From: Pierangelo Masarati <ando@sys-net.it>
To: hyc@symas.com
CC: openldap-its@OpenLDAP.org
Subject: Re: Enhancement: again on Netscape style changelog (ITS#4656)
ando@sys-net.it wrote:
> hyc@symas.com wrote:
>   
>> To Ando as well - be very careful with this. As noted in my accesslog 
>> draft, the changelog spec has some major security weaknesses, along
with 
>> the rest of its shortcomings.
>>   
>>     
> I think I'm aware of all those issues.  One major point for spending 
> some time on this issue is that I happen to need supporting few clients 
> that want to use this feature.  I'll do my best to persuade the 
> implementors of those clients that supporting content synchronization 
> and/or accesslog as currently implemented in OpenLDAP is way much 
> better, but unfortunately I have no control on that, and it's very 
> unlikely that they will, based on the usual refrain "changelog is the de 
> facto standard" or things like that.
>   
I agree that implementing that spec means contributing to keeping it 
into life, but the point is that I have to face with closed source 
products which claim to support it and explicitly state in their 
documentation that they "can interoperate with: Netscape/iPlanet/Sun 
ONE; Active Directory; Lotus Domino; Exchange, while interoperability 
with OpenLDAP is not possible because it cannot store changes into the 
changelog", which we know it's not only incorrect, but also false: 
OpenLDAP provides better native (although coded into an open 
specification: RFC4533) means to synchronize than simply storing changes 
into a changelog.  Moreover, it provides native (although coded into an 
open specification: draft-chu-ldap-logschema) means to inform clients 
about modifications.  But many client implementors seem to willingly 
ignore this, so I need to keep supporting obsoleted de facto standard 
stuff, which, by the way, doesn't even agree with the contents of 
preliminary attempts to specify them in an open manner (see 
Netscape/iPlanet/Sun ONE, now Fedora DS "retroplugin" as opposed to 
draft-good-ldap-changelog)!

p.



Ing.
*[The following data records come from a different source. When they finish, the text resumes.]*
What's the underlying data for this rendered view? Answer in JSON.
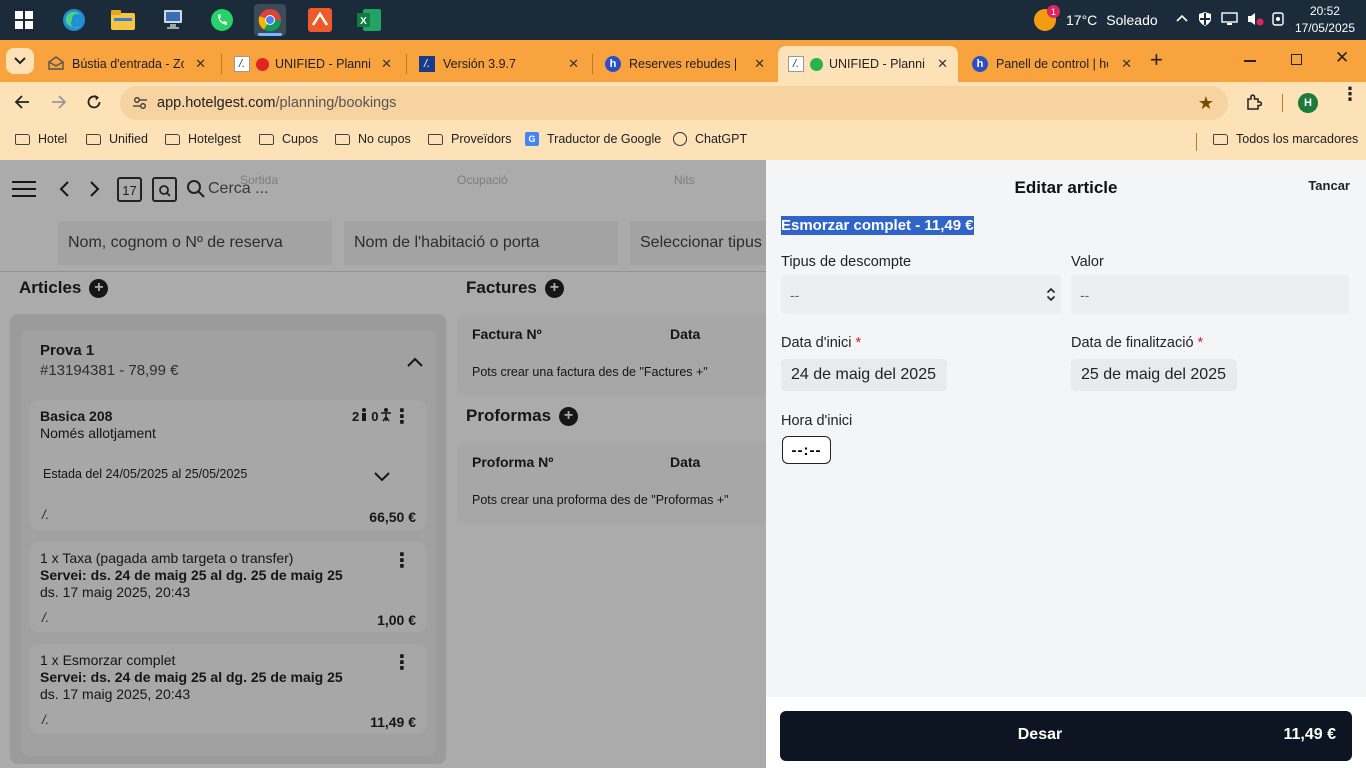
{
  "taskbar": {
    "weather": {
      "temp": "17°C",
      "condition": "Soleado",
      "badge": "1"
    },
    "clock": {
      "time": "20:52",
      "date": "17/05/2025"
    }
  },
  "browser": {
    "tabs": [
      {
        "title": "Bústia d'entrada - Zoho",
        "active": false
      },
      {
        "title": "UNIFIED - Planning",
        "active": false
      },
      {
        "title": "Versión 3.9.7",
        "active": false
      },
      {
        "title": "Reserves rebudes | hotelgest",
        "active": false
      },
      {
        "title": "UNIFIED - Planning",
        "active": true
      },
      {
        "title": "Panell de control | hotelgest",
        "active": false
      }
    ],
    "url": {
      "domain": "app.hotelgest.com",
      "path": "/planning/bookings"
    },
    "profile_initial": "H",
    "bookmarks": [
      {
        "label": "Hotel",
        "icon": "folder-icon"
      },
      {
        "label": "Unified",
        "icon": "folder-icon"
      },
      {
        "label": "Hotelgest",
        "icon": "folder-icon"
      },
      {
        "label": "Cupos",
        "icon": "folder-icon"
      },
      {
        "label": "No cupos",
        "icon": "folder-icon"
      },
      {
        "label": "Proveïdors",
        "icon": "folder-icon"
      },
      {
        "label": "Traductor de Google",
        "icon": "translate-icon"
      },
      {
        "label": "ChatGPT",
        "icon": "chatgpt-icon"
      }
    ],
    "all_bookmarks": "Todos los marcadores"
  },
  "planning": {
    "calendar_day": "17",
    "search_placeholder": "Cerca ...",
    "faded_headers": [
      "Sortida",
      "Ocupació",
      "Nits"
    ],
    "filters": {
      "name": "Nom, cognom o Nº de reserva",
      "room": "Nom de l'habitació o porta",
      "type": "Seleccionar tipus"
    },
    "articles_title": "Articles",
    "booking": {
      "name": "Prova 1",
      "ref": "#13194381 - 78,99 €",
      "room_item": {
        "room": "Basica 208",
        "board": "Només allotjament",
        "adults": "2",
        "children": "0",
        "stay": "Estada del 24/05/2025 al 25/05/2025",
        "price": "66,50 €"
      },
      "extras": [
        {
          "title": "1 x Taxa (pagada amb targeta o transfer)",
          "service": "Servei: ds. 24 de maig 25 al dg. 25 de maig 25",
          "created": "ds. 17 maig 2025, 20:43",
          "price": "1,00 €"
        },
        {
          "title": "1 x Esmorzar complet",
          "service": "Servei: ds. 24 de maig 25 al dg. 25 de maig 25",
          "created": "ds. 17 maig 2025, 20:43",
          "price": "11,49 €"
        }
      ]
    },
    "invoices": {
      "title": "Factures",
      "col_number": "Factura Nº",
      "col_date": "Data",
      "empty": "Pots crear una factura des de \"Factures +\""
    },
    "proformas": {
      "title": "Proformas",
      "col_number": "Proforma Nº",
      "col_date": "Data",
      "empty": "Pots crear una proforma des de \"Proformas +\""
    }
  },
  "edit_panel": {
    "title": "Editar article",
    "cancel": "Tancar",
    "selected_item": "Esmorzar complet - 11,49 €",
    "discount_type_label": "Tipus de descompte",
    "discount_type_value": "--",
    "value_label": "Valor",
    "value_placeholder": "--",
    "start_date_label": "Data d'inici",
    "start_date": "24 de maig del 2025",
    "end_date_label": "Data de finalització",
    "end_date": "25 de maig del 2025",
    "start_time_label": "Hora d'inici",
    "start_time": "--:--",
    "required_mark": "*",
    "save_label": "Desar",
    "save_amount": "11,49 €"
  },
  "colors": {
    "browser_tabstrip": "#f8a33d",
    "browser_toolbar": "#fde2b8",
    "save_button": "#0e1522",
    "selection": "#2f64c9",
    "required": "#d21f1f"
  }
}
Pierangelo Masarati
OpenLDAP Core Team

SysNet s.n.c.
Via Dossi, 8 - 27100 Pavia - ITALIA
http://www.sys-net.it
------------------------------------------
Office:   +39.02.23998309
Mobile:   +39.333.4963172
Email:    pierangelo.masarati@sys-net.it
------------------------------------------



Followup 6

Download message
Date: Mon, 04 Sep 2006 10:26:17 +0200
From: Pierangelo Masarati <ando@sys-net.it>
To: ettore.simone@gmail.com
CC: openldap-its@OpenLDAP.org
Subject: Re: Enhancement: again on Netscape style changelog (ITS#4656)
I've placed a reworked patch into the ITS at 
<ftp://ftp.openldap.org/incoming/changelog-pm-2006-09-04.patch>

Basically, there were a few concurrency issues when increasing the 
changeNumber plus minor cleanup.  I also renamed functions specific to 
the changelog feature prepending "changelog_" instead of "accesslog_", 
to make clear what's specific and what's not.  Finally, I started 
integrating some of the stuff that Neil Dunbar submitted as ITS#3953 
(right now, the schema and the presentation of 
{first,last}ChangeNumber.  Right now, this is optional and mimics what 
done by FDS, i.e. the numbers are published in the root DSE (which makes 
very little sense; even publishing the changeLog attribute in the root 
DSE is nonsense to me!) rather than in the suffix entry of the changelog 
itself.  Consider this a work in progress, though.

Please test. p.




Ing. Pierangelo Masarati
OpenLDAP Core Team

SysNet s.n.c.
Via Dossi, 8 - 27100 Pavia - ITALIA
http://www.sys-net.it
------------------------------------------
Office:   +39.02.23998309
Mobile:   +39.333.4963172
Email:    pierangelo.masarati@sys-net.it
------------------------------------------



Followup 7

Download message
Subject: Re: (ITS#4656) Enhancement: again on Netscape style changelog
Date: Mon, 5 Feb 2007 13:34:30 +0100
From: "Rieger, Sebastian" <sebastian.rieger@gwdg.de>
To: <openldap-its@OpenLDAP.org>
Cc: <ettore.simone@gmail.com>
This is a multi-part message in MIME format.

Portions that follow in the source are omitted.